I don't know about your Iceland, but my Iceland is currently debating putting edge filters up to block "pornogaphy and other questionable content". I understand that the Internet here is just following our outdated laws which levy fines and threaten prison terms to anyone who purchases porn, but any country (even one as enlightened as ours) that contemplates edge router censorship is suspect to me.


.. and is Ögmundur still in power to follow through?


But you know as well as I do that he didn't fall over his censorship dreams but Icesave. Another will come. That we even seriously, politically, considered this is scary in and by itself. Pirate Birgitta isn't enough to reassure me.


I would say that is a miscategorization of the election results. It's not so much that he was voted out as the electorate falling for the populism of Framsókn.

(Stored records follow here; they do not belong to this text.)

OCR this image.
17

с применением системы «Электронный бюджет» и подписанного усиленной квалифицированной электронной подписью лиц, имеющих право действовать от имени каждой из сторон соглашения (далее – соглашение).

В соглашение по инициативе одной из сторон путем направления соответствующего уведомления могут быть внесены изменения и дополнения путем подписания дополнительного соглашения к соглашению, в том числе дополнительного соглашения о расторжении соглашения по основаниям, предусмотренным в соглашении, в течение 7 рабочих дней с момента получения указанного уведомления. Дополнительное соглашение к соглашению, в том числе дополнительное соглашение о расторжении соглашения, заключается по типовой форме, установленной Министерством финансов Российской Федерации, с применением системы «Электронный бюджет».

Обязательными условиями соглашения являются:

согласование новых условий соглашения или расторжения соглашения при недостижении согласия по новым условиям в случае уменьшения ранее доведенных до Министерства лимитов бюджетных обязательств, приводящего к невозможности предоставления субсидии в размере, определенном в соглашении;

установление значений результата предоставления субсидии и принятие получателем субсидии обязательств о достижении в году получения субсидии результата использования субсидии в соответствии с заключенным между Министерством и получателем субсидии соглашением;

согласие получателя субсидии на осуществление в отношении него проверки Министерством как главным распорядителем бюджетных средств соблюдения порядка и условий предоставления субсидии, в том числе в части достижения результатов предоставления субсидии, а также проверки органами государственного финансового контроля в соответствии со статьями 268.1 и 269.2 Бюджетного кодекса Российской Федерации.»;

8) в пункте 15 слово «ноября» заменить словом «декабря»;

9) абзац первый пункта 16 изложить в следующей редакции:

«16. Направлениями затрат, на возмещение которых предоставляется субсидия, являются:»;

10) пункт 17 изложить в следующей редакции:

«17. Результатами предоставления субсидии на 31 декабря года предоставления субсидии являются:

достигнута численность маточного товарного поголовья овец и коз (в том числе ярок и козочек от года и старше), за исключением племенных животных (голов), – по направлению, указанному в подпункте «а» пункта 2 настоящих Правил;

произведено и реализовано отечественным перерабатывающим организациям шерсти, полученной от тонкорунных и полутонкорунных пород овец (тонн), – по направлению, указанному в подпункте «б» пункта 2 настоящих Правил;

Of course a party of 3 out of 63 is not going to make big waves legislatively, but the center-right coalition wouldn't touch this issue. Hell, the previous administration didn't want to touch the issue either. Noise, that's all.


Fair enough. Maybe I am just a little too sensitive to the broad brush and heavy handed approach we seem to touch everything these days with. Frankly, I love my country, but I sometimes wonder if the Facebook "Iceland is so cool" movement isn't making us, internally, a little to complacent.


I would respond with saying: Pirates gained 3 seats in Parliament. There IS hope.


(note, I am an alcoholic, I'd have to eat my five year chip if I lapsed)

As much as I agree with everything else in this response, the "offering alcohol excludes recovering alcoholics and non-drinkers" is a non-starter. Offering vegan meals or vegetarian meals for those with such disposition is not excluding meat eaters like me, offering meat is not excluding vegans and vegetarians unless some office drone will force those things down the respective person's throat.

We're alcoholics, not children. We live our lives around people who can responsibly and sensibly drink (and some who can't). Adding a few bottles of beer into the workplace on Friday is much, much, less an issue than drinks during festivities, the fact that most weekends start and end in bars, or that "just one sip" is a family mantra.

We're dealing with all those, we can deal with some beer in the office on Fridays. We manage to be part of society, social and professional circles, and have romantic, social, and professional relationships despite not lifting the stein, what makes you think we're that weak when it comes to Fridays at work?


Adria, in all this please take one thing from me. Please do not use the term "trigger" for things that make you angry or uncomfortable or sad. Triggers are powerful psychological events, things that make people near-catatonic, unable to act, have physical and psychological repercussions. A rape survivor, a soldier or police officer or survivor of domestic abuse won't smile, snap a picture, and use their significant power to shame someone if "triggered". Quite in the contrary. Your use of the word sets the stage for people to presume that someone who has a trigger could have "discussed it out" as you could have done. And that is demeaning and dangerous to everyone who really has psychological triggers.


I would just like to add my agreement with this.

A "trigger" is something which leaves the sufferer (and it is suffering) with absolutely NO choice in how we react.


I'd argue that in some cases there's a degree of control that can be developed, but also that this seems to be more the case for sensory triggers than for psychological ones.


Actually, not quite factually true. She did not "report" it. She used her significant media presence to shame someone with vague allusions. The right thing to do would have been for his company to get his side of the story (which we see above) and make a public statement, not to fire him over pitchforks and torches at the gates.